L’assureur demandait des preuves que d’autres maisons avaient subi des dégâts liés à la tempête
Une propriétaire dont la propriété a subi d’importants dégâts après une tempête en juin s’est plainte que le versement de son indemnisation était bloqué en attendant la confirmation que d’autres maisons avaient également été touchées par les vents violents.
Sue Pover, âgée d’une soixantaine d’années, a déménagé en France depuis le nord-ouest de l’Angleterre en 2012 avec son mari et ses quatre enfants.
Le couple a effectué d’importants travaux de rénovation sur leur maison et leurs dépendances, juste à l’extérieur du village de Meigné-le-Vicomte, dans le Maine-et-Loire, et a installé une piscine l’année dernière.
La tempête cause d’importants dégâts
« Après tout ce que nous avons enfin terminé, nous avons été frappés par une tempête le samedi 27 juin, qui a causé des dégâts absolument dévastateurs », a déclaré Mme Pover.
La tempête a complètement démoli leur hangar, qui abritait leur voiture, et a emporté au moins 30 tôles métalliques à travers les champs.
La nouvelle remise de son mari a complètement disparu, et la tempête a endommagé le toit de la maison et brisé en pièces leur lourds meubles de jardin en bois massif.
Le couple a contacté son assureur, MAAF, via sa ligne d’assistance d’urgence le 28 juin.
Bien que l’assureur ait ouvert un dossier et attribué un numéro de réclamation, il a indiqué qu’il ne se rendrait pas sur place pour évaluer les dégâts tant que le couple n’aurait pas envoyé une lettre de leur maire indiquant que d’autres biens dans la région avaient été endommagés.
Mme Pover a déclaré : « Il leur a clairement été signalé que le bâtiment est dangereux, que la voiture qui s’y trouve fuit du carburant, que plus de 30 tôles de l’annexe ont été emportées à plus de 100 mètres, et que les fentes du toit de la maison nécessitent une attention immédiate, ce que mon mari a maintenant dû essayer de réparer pour le rendre aussi étanche que possible. »
Le maire est prié de confirmer la tempête
Le couple a déclaré avoir envoyé des descriptions par courrier électronique, avec plusieurs photographies, ainsi qu’une lettre de leur maire indiquant qu’il y avait eu une forte tempête avec des vents violents et de la grêle, qui ont causé d’importants dégâts.
Cependant, ils affirment que MAAF a répondu qu’il leur fallait une lettre « décrivant les dommages causés à d’autres bâtiments pour prouver qu’il s’agissait d’une tempête ».
Comme les Pover n’étaient pas les seuls habitants touchés, leur maire leur a dit qu’il était heureux de confirmer cela.
La Connexion a contacté MAAF, qui nous a déclaré le 9 juillet qu’il avait désormais organisé un rendez-vous pour qu’une personne évalue les dégâts.

Il ne précisant pas si c’était sa pratique habituelle de solliciter la lettre d’un maire confirmant les conditions climatiques et les dégâts causés à d’autres propriétés.

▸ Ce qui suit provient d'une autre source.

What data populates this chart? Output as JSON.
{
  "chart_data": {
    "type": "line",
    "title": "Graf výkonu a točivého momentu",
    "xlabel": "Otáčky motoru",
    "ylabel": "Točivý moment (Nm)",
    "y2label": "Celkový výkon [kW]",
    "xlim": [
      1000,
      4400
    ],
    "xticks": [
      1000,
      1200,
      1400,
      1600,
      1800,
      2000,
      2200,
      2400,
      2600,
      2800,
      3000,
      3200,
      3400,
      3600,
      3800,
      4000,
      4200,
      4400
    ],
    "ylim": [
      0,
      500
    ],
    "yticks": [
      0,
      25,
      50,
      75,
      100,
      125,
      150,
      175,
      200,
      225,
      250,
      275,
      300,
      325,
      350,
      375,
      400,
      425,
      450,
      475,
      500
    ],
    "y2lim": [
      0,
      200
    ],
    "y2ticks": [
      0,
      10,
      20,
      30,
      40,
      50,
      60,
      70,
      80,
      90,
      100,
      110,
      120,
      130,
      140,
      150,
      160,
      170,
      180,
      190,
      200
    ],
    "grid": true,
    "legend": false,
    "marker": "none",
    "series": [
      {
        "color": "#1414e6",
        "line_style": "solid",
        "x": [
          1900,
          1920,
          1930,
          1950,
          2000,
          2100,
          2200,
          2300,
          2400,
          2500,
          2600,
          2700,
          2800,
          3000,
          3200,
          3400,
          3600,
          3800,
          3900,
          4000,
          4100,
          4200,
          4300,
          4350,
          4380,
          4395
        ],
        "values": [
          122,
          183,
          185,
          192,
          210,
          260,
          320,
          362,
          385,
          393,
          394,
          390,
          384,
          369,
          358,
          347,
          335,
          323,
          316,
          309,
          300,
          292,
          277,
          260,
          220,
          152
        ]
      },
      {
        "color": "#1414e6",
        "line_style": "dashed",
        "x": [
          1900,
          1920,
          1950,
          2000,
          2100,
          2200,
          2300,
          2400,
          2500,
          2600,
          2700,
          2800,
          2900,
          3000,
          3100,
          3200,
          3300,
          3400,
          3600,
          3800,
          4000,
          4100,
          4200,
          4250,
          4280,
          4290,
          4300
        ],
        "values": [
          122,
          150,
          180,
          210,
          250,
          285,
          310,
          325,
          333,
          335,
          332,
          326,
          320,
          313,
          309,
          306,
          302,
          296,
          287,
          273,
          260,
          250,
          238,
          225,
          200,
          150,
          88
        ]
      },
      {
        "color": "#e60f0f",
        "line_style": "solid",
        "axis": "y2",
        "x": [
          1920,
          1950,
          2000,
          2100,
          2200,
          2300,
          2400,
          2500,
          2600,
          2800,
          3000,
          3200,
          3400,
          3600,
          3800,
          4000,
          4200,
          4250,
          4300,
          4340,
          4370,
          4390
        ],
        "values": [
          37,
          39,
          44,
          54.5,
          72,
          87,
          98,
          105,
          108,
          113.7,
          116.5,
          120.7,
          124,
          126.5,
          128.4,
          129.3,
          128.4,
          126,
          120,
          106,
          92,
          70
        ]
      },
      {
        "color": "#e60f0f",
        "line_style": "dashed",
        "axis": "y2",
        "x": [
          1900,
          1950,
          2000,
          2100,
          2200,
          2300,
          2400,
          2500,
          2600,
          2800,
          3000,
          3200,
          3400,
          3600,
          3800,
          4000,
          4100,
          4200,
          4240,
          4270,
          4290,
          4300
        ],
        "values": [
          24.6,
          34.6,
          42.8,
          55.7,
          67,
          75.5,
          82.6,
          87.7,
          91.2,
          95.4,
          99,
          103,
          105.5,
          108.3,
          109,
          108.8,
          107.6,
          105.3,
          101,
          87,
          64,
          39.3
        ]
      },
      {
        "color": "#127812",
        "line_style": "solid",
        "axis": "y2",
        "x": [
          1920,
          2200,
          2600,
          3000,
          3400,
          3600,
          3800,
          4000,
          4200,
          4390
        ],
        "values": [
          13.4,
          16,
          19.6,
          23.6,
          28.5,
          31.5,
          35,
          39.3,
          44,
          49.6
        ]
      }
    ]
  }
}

Garantie tempête ou catastrophe naturelle ?
Les dommages de ce type signalés par les Pover relèveraient généralement de la garantie tempête, plutôt que, par exemple, du régime de la catastrophe naturelle.
Cette dernière dépend de la publication d’un arrêté officiel confirmant une catastrophe naturelle dans la commune, tandis que la première exige une preuve des dégâts et qu’il y avait des conditions de tempête dans la région.
Les assureurs peuvent normalement vérifier les conditions de tempête à l’aide de données météorologiques.
Fabien Pélissier, de l’intermédiaire Fab French Insurance, a dit que la mairie joue souvent un rôle dans les demandes de cat nat, en demandant à la préfecture d’initier le processus de reconnaissance.
Dans d’autres circonstances, il n’est pas habituel que les mairies soient obligées de s’impliquer, a-t-il ajouté.